Kafka data from topic with limit

Kafka data from topic with limit

Use case: getting last entries from kafka topic within a limit. How to do that?

After several attempts how to do it properly, I've created this method, which works well and returns latest x records from kafka topic you specified.

  private Iterable<ConsumerRecord<String, T>> getLatestConsumerRecordsWithLimit(KafkaConsumer<String, T> consumer, String topic, long limit) {
        Iterable<ConsumerRecord<String, T>> records;
        synchronized (consumer) {
            consumer.subscribe(Collections.singletonList(topic));
            consumer.poll(0);
            consumer.seekToEnd(consumer.assignment());
            for (TopicPartition topicPartition : consumer.assignment()) {
                long actualPosition = consumer.position(topicPartition);
                long newPosition = actualPosition - limit;
                if (newPosition >= 0) {
                    consumer.seek(topicPartition, newPosition);
                } else {
                    consumer.seekToBeginning(consumer.assignment());
                }
            }
            ConsumerRecords<String, T> poll = consumer.poll(TIMEOUT_MS);
            records = poll.records(topic);
            consumer.unsubscribe();
        }
        return records;
    }

Let's go through several blocks

Iterable<ConsumerRecord<String, T>> getLatestConsumerRecordsWithLimit(KafkaConsumer<String, T> consumer, String topic, long limit)

T represents any generic type, so it can be for example used like:

getLatestConsumerRecordsWithLimit(KafkaConsumer<String, Person> consumer, String topic, long limit)

or

getLatestConsumerRecordsWithLimit(KafkaConsumer<String, Employee> consumer, String topic, long limit)
        synchronized (consumer) {

Kafka consumer is not naturally thread-safe. If there would be multiple threads accessing the method at the same time, the result can be unpredictable and kafka itself throws exception when detecting that. Therefore we need to perform synchronization on object consumer, which would allow only one thread entering the synchronized method at the same time.

consumer.poll(0);
consumer.seekToEnd(consumer.assignment());

we need to set pointer in kafka topic to the very end to determine total number of records.

long actualPosition = consumer.position(topicPartition);
long newPosition = actualPosition - limit;

then, getting the actual position at the very end. We want the new position to be the one at the end minus number of our records we want to return.

if (newPosition >= 0) {
    consumer.seek(topicPartition, newPosition);
} else {
    consumer.seekToBeginning(consumer.assignment());
}

it can happen, that you have smaller number of records in the topic than the actual limit, in that case, we'll set our pointer to the very beginning

ConsumerRecords<String, T> poll = consumer.poll(TIMEOUT_MS);
records = poll.records(topic);
consumer.unsubscribe();

and finally, getting the records within the timeout and unsubscribing.

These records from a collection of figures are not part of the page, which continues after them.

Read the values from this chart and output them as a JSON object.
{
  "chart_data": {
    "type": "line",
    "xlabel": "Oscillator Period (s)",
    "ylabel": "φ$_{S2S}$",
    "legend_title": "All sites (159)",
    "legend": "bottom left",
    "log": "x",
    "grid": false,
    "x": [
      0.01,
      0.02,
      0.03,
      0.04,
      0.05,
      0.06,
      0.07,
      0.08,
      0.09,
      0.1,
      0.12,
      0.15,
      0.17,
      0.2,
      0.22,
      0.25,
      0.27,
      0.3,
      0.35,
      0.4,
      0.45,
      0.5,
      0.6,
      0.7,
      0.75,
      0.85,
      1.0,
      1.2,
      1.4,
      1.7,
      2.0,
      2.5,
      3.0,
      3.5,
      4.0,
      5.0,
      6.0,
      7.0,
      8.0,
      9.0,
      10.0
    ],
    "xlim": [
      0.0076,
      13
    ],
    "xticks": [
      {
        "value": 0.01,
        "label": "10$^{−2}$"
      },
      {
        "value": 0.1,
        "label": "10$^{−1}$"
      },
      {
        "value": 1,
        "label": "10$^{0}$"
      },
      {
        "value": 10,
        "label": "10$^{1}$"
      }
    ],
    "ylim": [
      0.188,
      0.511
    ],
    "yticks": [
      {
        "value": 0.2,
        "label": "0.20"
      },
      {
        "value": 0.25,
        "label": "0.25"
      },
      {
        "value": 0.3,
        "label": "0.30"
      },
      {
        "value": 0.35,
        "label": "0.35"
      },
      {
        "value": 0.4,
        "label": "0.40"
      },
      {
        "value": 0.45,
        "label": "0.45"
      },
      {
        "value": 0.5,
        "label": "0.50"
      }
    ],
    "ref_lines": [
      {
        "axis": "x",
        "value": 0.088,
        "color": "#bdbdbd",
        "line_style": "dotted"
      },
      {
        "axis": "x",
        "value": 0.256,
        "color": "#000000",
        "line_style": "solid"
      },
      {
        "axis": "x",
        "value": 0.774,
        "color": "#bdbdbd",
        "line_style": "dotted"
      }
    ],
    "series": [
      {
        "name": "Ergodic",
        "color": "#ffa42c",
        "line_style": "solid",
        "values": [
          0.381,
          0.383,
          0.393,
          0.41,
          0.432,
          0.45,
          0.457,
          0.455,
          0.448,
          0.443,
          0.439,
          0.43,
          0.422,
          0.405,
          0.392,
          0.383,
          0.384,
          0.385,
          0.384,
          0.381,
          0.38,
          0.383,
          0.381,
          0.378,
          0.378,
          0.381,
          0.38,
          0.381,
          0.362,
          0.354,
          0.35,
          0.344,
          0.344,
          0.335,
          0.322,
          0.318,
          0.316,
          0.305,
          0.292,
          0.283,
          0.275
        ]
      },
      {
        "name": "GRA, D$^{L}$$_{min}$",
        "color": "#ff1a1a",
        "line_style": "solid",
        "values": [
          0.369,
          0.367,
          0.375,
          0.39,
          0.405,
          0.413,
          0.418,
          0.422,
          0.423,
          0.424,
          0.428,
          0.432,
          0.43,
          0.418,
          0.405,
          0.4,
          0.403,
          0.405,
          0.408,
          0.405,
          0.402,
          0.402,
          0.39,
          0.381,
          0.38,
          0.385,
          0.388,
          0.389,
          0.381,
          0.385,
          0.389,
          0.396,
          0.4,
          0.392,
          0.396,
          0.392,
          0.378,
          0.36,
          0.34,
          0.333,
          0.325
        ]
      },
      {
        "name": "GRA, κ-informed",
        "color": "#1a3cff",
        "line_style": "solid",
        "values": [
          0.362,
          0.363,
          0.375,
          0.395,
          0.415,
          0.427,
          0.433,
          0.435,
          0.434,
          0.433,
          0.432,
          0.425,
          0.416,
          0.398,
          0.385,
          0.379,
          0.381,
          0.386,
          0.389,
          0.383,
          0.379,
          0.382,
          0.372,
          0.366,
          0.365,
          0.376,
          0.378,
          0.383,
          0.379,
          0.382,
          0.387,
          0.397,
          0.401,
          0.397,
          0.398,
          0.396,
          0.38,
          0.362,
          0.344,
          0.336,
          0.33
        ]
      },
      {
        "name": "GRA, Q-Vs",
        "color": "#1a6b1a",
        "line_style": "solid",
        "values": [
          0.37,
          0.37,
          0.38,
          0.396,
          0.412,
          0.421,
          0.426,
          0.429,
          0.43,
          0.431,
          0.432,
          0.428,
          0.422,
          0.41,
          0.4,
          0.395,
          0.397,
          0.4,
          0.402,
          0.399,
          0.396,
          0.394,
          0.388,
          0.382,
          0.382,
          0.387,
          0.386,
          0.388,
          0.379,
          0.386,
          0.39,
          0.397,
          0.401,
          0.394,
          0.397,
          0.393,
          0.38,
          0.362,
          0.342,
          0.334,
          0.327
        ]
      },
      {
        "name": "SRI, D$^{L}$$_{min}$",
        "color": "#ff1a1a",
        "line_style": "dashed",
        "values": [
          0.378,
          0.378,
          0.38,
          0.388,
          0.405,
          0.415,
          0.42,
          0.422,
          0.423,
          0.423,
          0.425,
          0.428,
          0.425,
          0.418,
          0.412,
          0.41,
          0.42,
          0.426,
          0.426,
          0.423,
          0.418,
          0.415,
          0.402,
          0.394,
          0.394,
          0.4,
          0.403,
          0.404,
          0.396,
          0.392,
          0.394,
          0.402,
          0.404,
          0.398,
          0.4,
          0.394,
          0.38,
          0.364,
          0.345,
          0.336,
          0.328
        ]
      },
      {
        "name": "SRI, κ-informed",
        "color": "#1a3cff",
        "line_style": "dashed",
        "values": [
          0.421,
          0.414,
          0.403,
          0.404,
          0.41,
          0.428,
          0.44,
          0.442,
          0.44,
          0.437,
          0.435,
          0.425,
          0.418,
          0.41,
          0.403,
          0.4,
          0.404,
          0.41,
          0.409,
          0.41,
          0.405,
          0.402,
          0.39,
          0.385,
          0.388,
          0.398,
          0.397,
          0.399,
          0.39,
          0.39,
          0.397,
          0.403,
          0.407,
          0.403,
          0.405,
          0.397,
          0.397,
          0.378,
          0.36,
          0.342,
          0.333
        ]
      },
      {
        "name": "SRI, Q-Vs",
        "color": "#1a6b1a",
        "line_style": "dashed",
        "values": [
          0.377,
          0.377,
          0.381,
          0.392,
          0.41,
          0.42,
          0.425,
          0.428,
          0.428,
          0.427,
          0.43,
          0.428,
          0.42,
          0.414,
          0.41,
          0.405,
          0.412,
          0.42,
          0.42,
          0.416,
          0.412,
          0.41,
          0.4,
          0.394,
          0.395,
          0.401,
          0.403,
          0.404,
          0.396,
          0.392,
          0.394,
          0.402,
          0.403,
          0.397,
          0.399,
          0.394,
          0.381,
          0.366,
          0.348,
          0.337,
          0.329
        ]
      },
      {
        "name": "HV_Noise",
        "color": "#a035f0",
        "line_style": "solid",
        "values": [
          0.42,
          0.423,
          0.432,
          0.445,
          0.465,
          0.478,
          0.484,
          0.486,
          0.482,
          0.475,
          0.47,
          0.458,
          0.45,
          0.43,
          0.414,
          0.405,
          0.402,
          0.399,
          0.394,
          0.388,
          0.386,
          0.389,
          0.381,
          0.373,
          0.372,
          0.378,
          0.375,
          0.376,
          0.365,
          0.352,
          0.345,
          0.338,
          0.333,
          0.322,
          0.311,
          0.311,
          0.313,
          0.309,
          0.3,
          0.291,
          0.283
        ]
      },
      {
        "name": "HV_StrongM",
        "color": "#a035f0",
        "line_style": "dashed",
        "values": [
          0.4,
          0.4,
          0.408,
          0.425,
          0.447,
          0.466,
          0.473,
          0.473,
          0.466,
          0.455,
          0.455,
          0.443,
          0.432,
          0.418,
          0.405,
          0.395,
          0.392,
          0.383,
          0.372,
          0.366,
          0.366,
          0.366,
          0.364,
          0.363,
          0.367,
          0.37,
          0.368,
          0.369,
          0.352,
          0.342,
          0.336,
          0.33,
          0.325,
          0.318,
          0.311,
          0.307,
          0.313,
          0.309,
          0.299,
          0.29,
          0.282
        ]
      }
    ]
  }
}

In order to use this method, you'd need to inject the kafka consumer in your spring boot service:

private final KafkaConsumer<String, Person> kafkaConsumer;

Then, within some other method in your service:

Iterable<ConsumerRecord<String, Person>> records = getLatestConsumerRecordsWithLimit(kafkaConsumer, "person_topic", key, limit)

List<Person> = StreamSupport.stream(Spliterators.spliteratorUnknownSize(records.iterator(), Spliterator.ORDERED), false)
                .filter(e -> key.equals(e.key()))
                .map(e -> e.value())
                .collect(Collectors.toList())
.filter(e -> key.equals(e.key()))

we need to make sure to return only values which match key of the produced record. You shall always produce a record to kafka topic, which has specific key, so that it's assigned to correct partition based on that key.